Public decks: 0Bracket: Varies

Card text
Legendary Artifact Creature — Alien Scientist
Menace
At the beginning of your end step, create a 3/3 black Dalek artifact creature token with menace if an opponent lost 3 or more life this turn. Then each opponent who lost 3 or more life this turn faces a villainous choice — You draw a card, or that player discards a card.
Overview
- Your main goal is to make sure at least one opponent loses 3+ life each turn cycle so Davros reliably triggers on your end step.
- Each successful turn converts damage into a 3/3 menace artifact body, then turns that pressure into either extra cards for you or cards out of opponents’ hands.
- Games often play like a slow squeeze: keep life totals moving down in small chunks, build a board of menace tokens, and tax hands with repeated villainous choices.
- You typically want to spread damage early, then pivot into focusing the player least able to absorb discard or board pressure.
- Closing the game usually comes from a critical mass of menace attackers plus incremental advantage overwhelming removal and blockers.
Common lines
- Set up a way to consistently nick opponents for 3+ total life, then let your end step convert that into a Dalek token and an advantage trigger.
- Use menace bodies to force awkward blocks and keep damage flowing so the engine stays online turn after turn.
- When opponents start running low on cards, the villainous choice tends to translate into either more gas for you or fewer options for them.
- Lean on artifact creature density to keep presenting threats without overcommitting your noncreature resources.
Strengths
- Repeatable end-step value engine that scales with how reliably you can deal 3+ damage.
- Produces its own army over time, giving you board presence without needing to draw into threats.
- Menace on multiple bodies makes combat math and blocking unfavorable for opponents.
- Villainous choice pressures hands while also giving you a steady flow of cards when opponents protect their grip.
- Plays well into longer games where incremental advantage matters.
Weaknesses
- If you can’t consistently make an opponent lose 3+ life, the commander’s output drops sharply.
- Vulnerable to board wipes that reset your token buildup and buy the table time.
- Can struggle into heavy lifegain or damage prevention that blunts your ability to turn on the end-step trigger.
- May draw table attention once the discard pressure starts snowballing.

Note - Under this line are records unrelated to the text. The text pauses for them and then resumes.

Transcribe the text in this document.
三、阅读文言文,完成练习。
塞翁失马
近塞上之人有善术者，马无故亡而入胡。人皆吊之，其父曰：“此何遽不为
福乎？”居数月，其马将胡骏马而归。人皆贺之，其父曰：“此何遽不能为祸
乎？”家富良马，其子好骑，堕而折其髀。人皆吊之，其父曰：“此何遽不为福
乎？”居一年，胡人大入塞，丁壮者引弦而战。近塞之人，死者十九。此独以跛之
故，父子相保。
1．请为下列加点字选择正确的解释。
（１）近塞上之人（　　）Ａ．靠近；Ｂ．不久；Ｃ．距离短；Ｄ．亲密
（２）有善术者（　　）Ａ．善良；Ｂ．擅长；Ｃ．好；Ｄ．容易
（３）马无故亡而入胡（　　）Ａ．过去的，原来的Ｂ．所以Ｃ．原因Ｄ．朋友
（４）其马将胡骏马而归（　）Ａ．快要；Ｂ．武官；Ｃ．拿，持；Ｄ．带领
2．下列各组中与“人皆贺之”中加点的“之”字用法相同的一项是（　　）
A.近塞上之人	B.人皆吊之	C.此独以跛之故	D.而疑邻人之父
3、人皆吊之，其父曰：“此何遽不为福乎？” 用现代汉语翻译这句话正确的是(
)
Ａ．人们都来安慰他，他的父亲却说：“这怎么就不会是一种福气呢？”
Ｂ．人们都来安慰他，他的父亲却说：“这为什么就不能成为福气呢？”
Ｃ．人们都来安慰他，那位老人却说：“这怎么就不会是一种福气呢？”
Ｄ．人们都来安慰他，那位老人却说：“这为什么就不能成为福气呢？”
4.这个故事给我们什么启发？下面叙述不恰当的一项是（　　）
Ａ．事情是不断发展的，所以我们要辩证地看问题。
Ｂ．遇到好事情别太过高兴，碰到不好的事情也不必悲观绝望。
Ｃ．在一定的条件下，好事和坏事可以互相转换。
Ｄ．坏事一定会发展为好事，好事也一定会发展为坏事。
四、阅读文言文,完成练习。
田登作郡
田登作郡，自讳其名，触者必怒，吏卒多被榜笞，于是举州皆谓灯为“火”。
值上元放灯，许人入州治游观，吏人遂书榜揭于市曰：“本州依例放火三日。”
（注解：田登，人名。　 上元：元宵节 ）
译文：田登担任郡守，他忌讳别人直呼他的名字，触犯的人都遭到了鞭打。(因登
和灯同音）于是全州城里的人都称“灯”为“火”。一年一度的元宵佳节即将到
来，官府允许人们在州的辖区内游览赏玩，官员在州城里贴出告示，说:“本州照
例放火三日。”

- Combat-based closes can be slowed by pillowfort-style defenses or large numbers of disposable blockers.
Rule zero notes
- This commander can create recurring discard pressure; confirm whether that’s welcome at the table.
- Games can snowball from repeated end-step token generation if left unchecked.
- Even without dedicated stax pieces, the play pattern can feel like a slow resource squeeze (cards plus board presence).
- Clarify whether your build is aiming for a grindy combat win or a faster, more explosive finish.
Matchups
Best into
- Creature-light control pods that give you time to assemble repeatable chip damage and accrue tokens
- Midrange tables where incremental advantage and combat pressure decide games
- Pods with limited board wipe density, where your token engine can compound
Struggles against
- Lifegain-heavy decks that can make the 3+ life threshold harder to maintain as a reliable trigger
- Wipe-heavy metas that repeatedly reset token boards
- Fast combo tables where incremental combat pressure may not race effectively
Recent public decks
No public decks are available yet.
FAQ
Do I need to hit all opponents for 3+ to get value?
No. You get the Dalek token if an opponent lost 3+ life that turn, and only the opponents who met the threshold face the villainous choice.
How do I usually turn on Davros each turn?
Most builds will prioritize consistent, repeatable chip damage so the 3+ life condition happens naturally without spending a full card each turn.
What does Davros do when opponents choose discard?
You don’t draw in that case, but you effectively convert your damage into hand pressure, which can make it harder for opponents to answer your growing board.
Is this more of a combat deck or a value deck?
It often plays as both: a value engine that steadily builds a menace-based combat threat while also generating cards or stripping resources.
What’s the typical way to close the game?
Most games end with a wide menace board that forces through damage over multiple combats after you’ve built enough advantage from repeated triggers.